山健組「弘道会組員銃撃事件」で再び無罪判決 中田組長が歴代トップ「司法の呪縛」を解き放った(1)想定外の判決にざわめく傍聴席

2026年05月31日 18:00

 分裂抗争にあって異彩を放つ銃撃事件に司直の回答が示された。事件後、六代目山口組に帰参した山健組・中田浩司組長に対し、一審に続き二審でも無罪判決が下されたのだ。山口組内で重要な組織であり続けた山健組で繰り返された、トップと当局との“闘争史”に、新たな1ページが刻まれたのだ。

「本件は控訴棄却とする」

 マスコミや警察関係者が詰めかけた5月12日の大阪高裁201号法廷で、裁判長がそう発した瞬間、傍聴席が一気に慌ただしくなった。想定外の判決にざわめく中、記者たちが第一報を報じるために我先にと席を立ち始めたのだ。インターネットで第一報が出たのは、開廷時刻の午後1時半から、わずか1分後のことだった。このことからも判決の衝撃の大きさがわかるだろう。
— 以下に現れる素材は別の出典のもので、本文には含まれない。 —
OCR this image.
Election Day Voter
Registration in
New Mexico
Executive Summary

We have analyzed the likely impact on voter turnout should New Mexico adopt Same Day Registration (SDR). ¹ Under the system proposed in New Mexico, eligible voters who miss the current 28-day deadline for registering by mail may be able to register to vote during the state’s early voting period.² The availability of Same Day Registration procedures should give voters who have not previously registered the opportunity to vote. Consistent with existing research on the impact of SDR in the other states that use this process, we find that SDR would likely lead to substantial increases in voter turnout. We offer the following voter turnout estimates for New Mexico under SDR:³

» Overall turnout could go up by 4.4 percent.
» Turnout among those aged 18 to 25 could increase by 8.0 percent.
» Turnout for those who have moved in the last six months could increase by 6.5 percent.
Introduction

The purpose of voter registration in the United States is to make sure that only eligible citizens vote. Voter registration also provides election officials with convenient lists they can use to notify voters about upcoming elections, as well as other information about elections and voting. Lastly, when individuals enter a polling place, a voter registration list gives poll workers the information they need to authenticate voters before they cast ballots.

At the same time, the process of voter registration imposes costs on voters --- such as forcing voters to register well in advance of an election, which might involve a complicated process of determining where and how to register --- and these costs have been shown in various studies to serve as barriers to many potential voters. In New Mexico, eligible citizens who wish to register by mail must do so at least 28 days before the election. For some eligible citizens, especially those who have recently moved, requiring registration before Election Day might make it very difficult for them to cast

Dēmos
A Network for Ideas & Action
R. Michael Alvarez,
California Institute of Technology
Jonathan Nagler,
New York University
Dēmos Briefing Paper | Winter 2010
 この日開かれたのは、六代目山口組(司忍組長)の分裂抗争下で19年8月に発生した、「弘道会系組員銃撃事件」の控訴審判決公判だった。事件は新神戸駅からほど近い三代目弘道会(当時)の関連施設前で起きた。スクーターに乗り、フルフェイスのヘルメットを被ったヒットマンが同会系組員に向け銃弾を撃ち込み、同組員は右腕を切断する重傷を負った。そして同年12月に実行犯として逮捕されたのが、当時は神戸山口組(井上邦雄組長)の中核組織であった五代目山健組の中田浩司組長(現・六代目山口組若頭補佐)その人だった。だが一審では中田組長が実行犯である可能性に言及しながらも、「直接的な証拠がなく、別人の犯行である可能性が否定できない」として無罪判決が下っていた。これを不服とした検察が控訴していたのだ。

 中田組長は一審判決後に現場復帰し、25年1月に幹部から若頭補佐に昇格、執行部入りする。そこから約1年後の今年2月、当局の威信をかけた控訴審が始まったのだが、早々から波乱が待ち受けていた。司法記者が言う。

「検察側が新たな証拠の採用、そして新証人の召喚を求めましたが、裁判長はすべてを却下。公判は3分で終了し、審理が行われないまま、この日の判決に至ったんです」

 山口組事情に詳しいジャーナリストが言う。

「控訴審開始直前の1月に、六代目山口組直参でETC不正利用の罪に問われ、一審で無罪判決を受けていた二代目章友会・新井錠士会長の控訴審があったのですが、審理なしで地裁への差し戻し判決が出ていました。そのため中田組長のケースでも同様に差し戻しになるのではないか、という見方が支配的でした」

 審理を尽くそうとしない高裁側の態度も手伝い、業界内でも差し戻し判決が有力視されていた。分裂抗争における重大な事件で、司法当局がそうやすやすと無罪判決は出さないだろう、という「ヤクザ不利」のバイアスがかかっていたことも否定はできないだろう。

 しかし、被告側の「犯人性」が争われる裁判で、凶器や犯人のDNAなどの直接証拠がない、という事実は思った以上に重かった。裁判長は判決理由を次のように語った。

「(一審で検察が証拠として提出した防犯カメラのリレー映像は)不鮮明で、中田組長が実行犯と同一人物と認定するのは困難。(犯行時に使用した)黒色の原付、白色ビッグスクーターも、(山健組傘下の)健竜会の関係者なら誰でも使用できる。中田組長が実行犯と同一であると推認する根拠としては非常に弱い」

 六代目山口組にとって価値ある勝利になったのだ。